In a settlement with U.S. regulators, VeriSign has agreed to abstain from past marketing practices that allegedly tricked consumers into transferring domain names to its Network Solutions business.
The deal stems from a year-old incident involving soliciting domain name holders to renew their registration in what competitors charge was a misleading manner. VeriSign controls the main database of .com and .net domain names. But the settlement comes on the heels of new complaints from rival registrars and even the Internet overseer Internet Corporation for Assigned Names and Numbers over more recent VeriSign promotions.
Solicitation Cited
VeriSign reached a deal in the earlier incident with the Federal Trade Commission. The FTC will monitor its compliance with this settlement, according to court documents filed Wednesday. The domain name registrar is also agreeing to give refunds or free service to customers who responded to an allegedly deceptive marketing mailing from Network Solutions.
In a mailing last year to customers of competing domain name registrars, VeriSign's Network Solutions warned that their domain name was about to expire and offered to renew it for a fee. The mailing did not state when the name would expire, which in some cases was months or years off. Also, renewal actually meant transfer of the domain to Network Solutions, making the notices deceptive, the FTC charges.

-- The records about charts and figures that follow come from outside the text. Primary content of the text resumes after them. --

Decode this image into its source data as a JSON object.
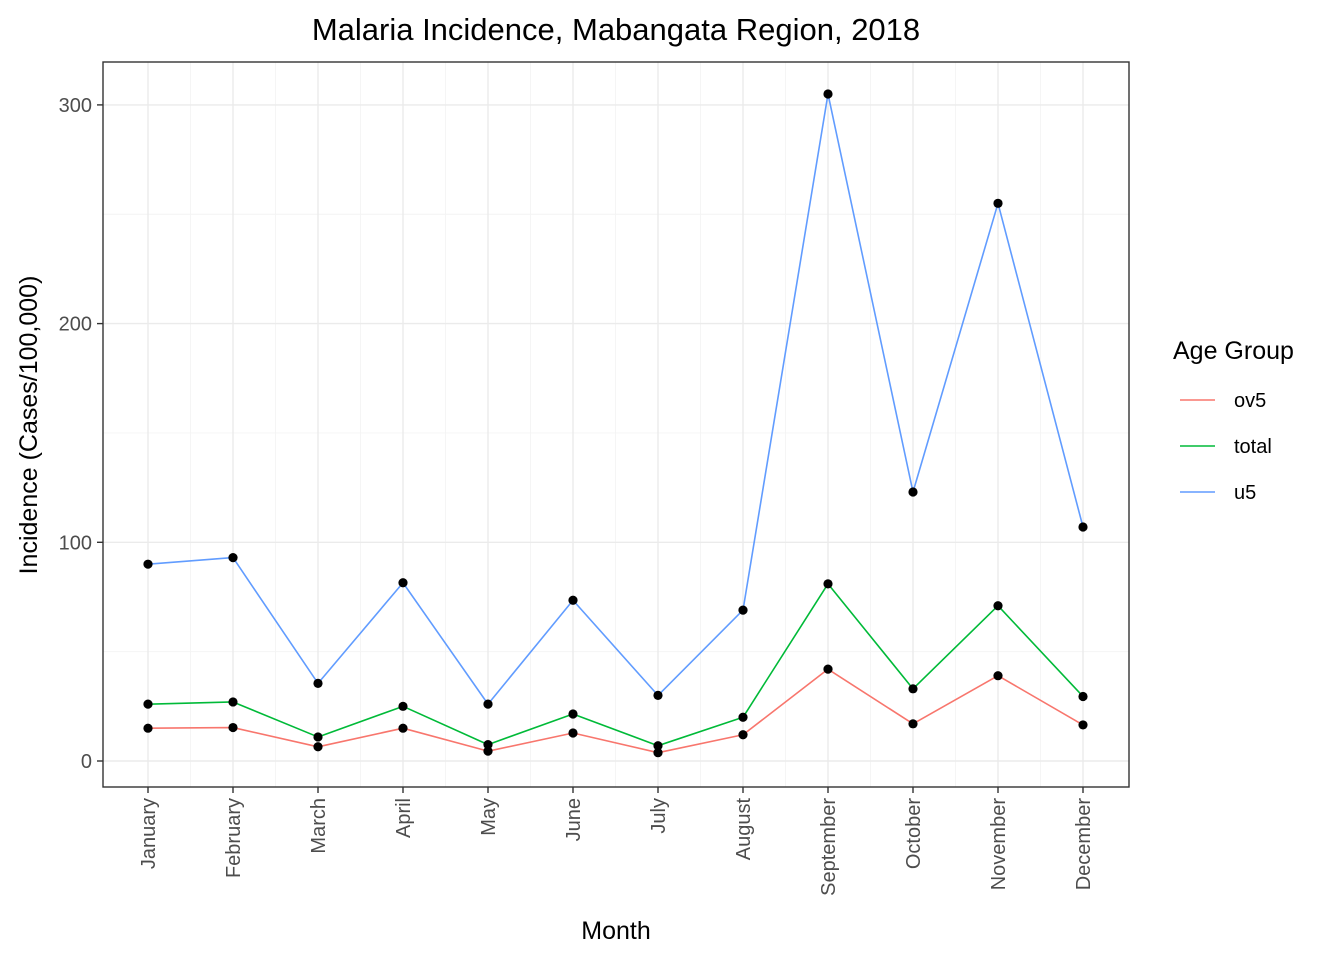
{
  "chart_data": {
    "type": "line",
    "title": "Malaria Incidence, Mabangata Region, 2018",
    "xlabel": "Month",
    "ylabel": "Incidence (Cases/100,000)",
    "categories": [
      "January",
      "February",
      "March",
      "April",
      "May",
      "June",
      "July",
      "August",
      "September",
      "October",
      "November",
      "December"
    ],
    "ylim": [
      -12,
      320
    ],
    "yticks": [
      0,
      100,
      200,
      300
    ],
    "y_tick_labels": [
      "0",
      "100",
      "200",
      "300"
    ],
    "grid": true,
    "legend": {
      "title": "Age Group",
      "position": "right"
    },
    "point_color": "#000000",
    "series": [
      {
        "name": "ov5",
        "color": "#F8766D",
        "values": [
          15,
          15.3,
          6.5,
          15,
          4.5,
          12.8,
          3.8,
          12,
          42,
          17,
          39,
          16.5
        ]
      },
      {
        "name": "total",
        "color": "#00BA38",
        "values": [
          26,
          27,
          11,
          25,
          7.5,
          21.5,
          7,
          20,
          81,
          33,
          71,
          29.5
        ]
      },
      {
        "name": "u5",
        "color": "#619CFF",
        "values": [
          90,
          93,
          35.5,
          81.5,
          26,
          73.5,
          30,
          69,
          305,
          123,
          255,
          107
        ]
      }
    ]
  }
}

VeriSign acknowledged the FTC's investigation of its marketing practices in August 2002. As part of the settlement, the company is not admitting violating any laws, the FTC says in a statement.
The settlement with the FTC follows a class action settlement in January this year in which VeriSign agreed to refund customers who had responded to the mailing and had second thoughts, or give the customer a year of free domain registration if they in fact wanted to renew their domain.
New Complaints
Just last week, some domain registration companies began complaining about what they consider a new VeriSign marketing tactic.

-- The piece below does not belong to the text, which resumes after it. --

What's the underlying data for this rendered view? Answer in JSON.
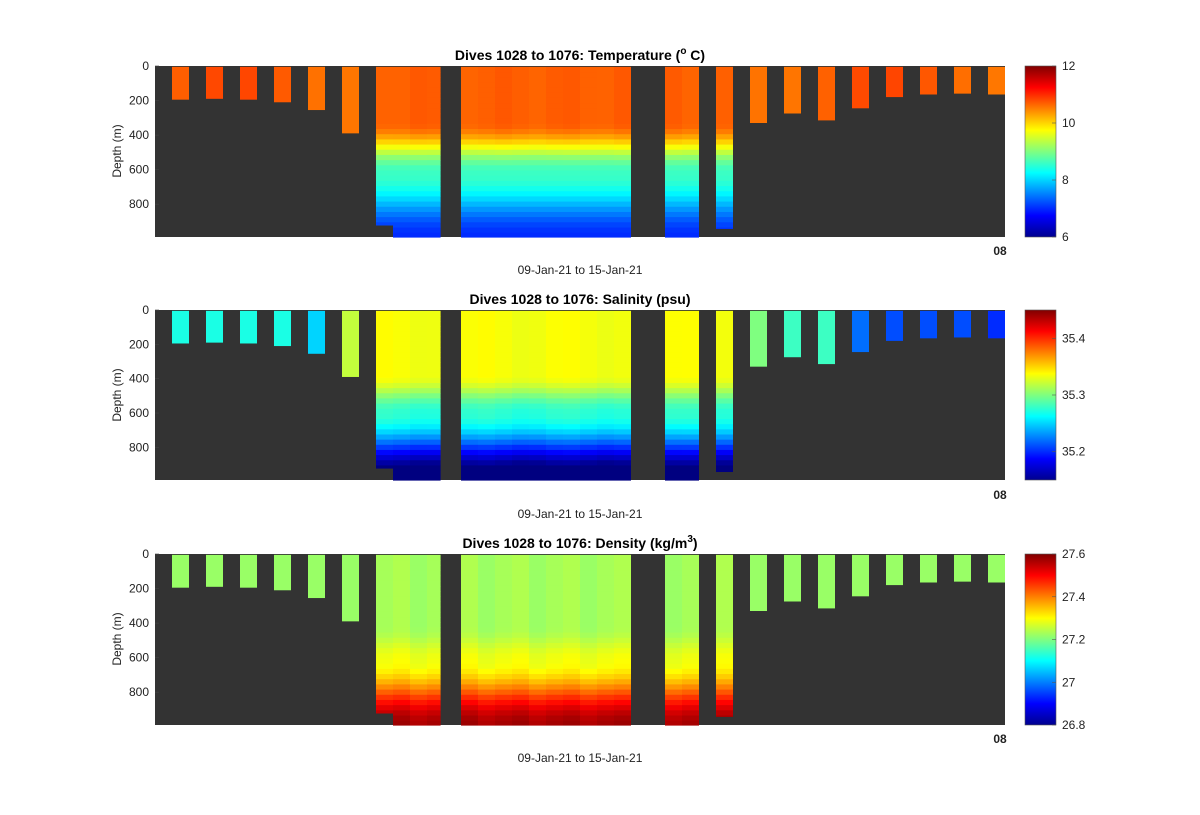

The company routes any entry of a non-existent Web address, including typos, to its new Site Finder service. Because VeriSign controls the main database of .net and .com names, it was able to add a wild card to the databases, rerouting misaddressed traffic to its own service.
Site Finder provides a search engine, a list of existing domains with related spellings, and a directory of Web sites. Competitors contend it is an attempt to hijack Web traffic that would otherwise result in an error message or redirection to a search service of the surfer's preference.
Popular Enterprises of Orlando, which runs the competing Netster.com search site, has even filed a $100 million suit against VeriSign claiming unfair competition, and seeks an injunction stopping it from running Site Finder.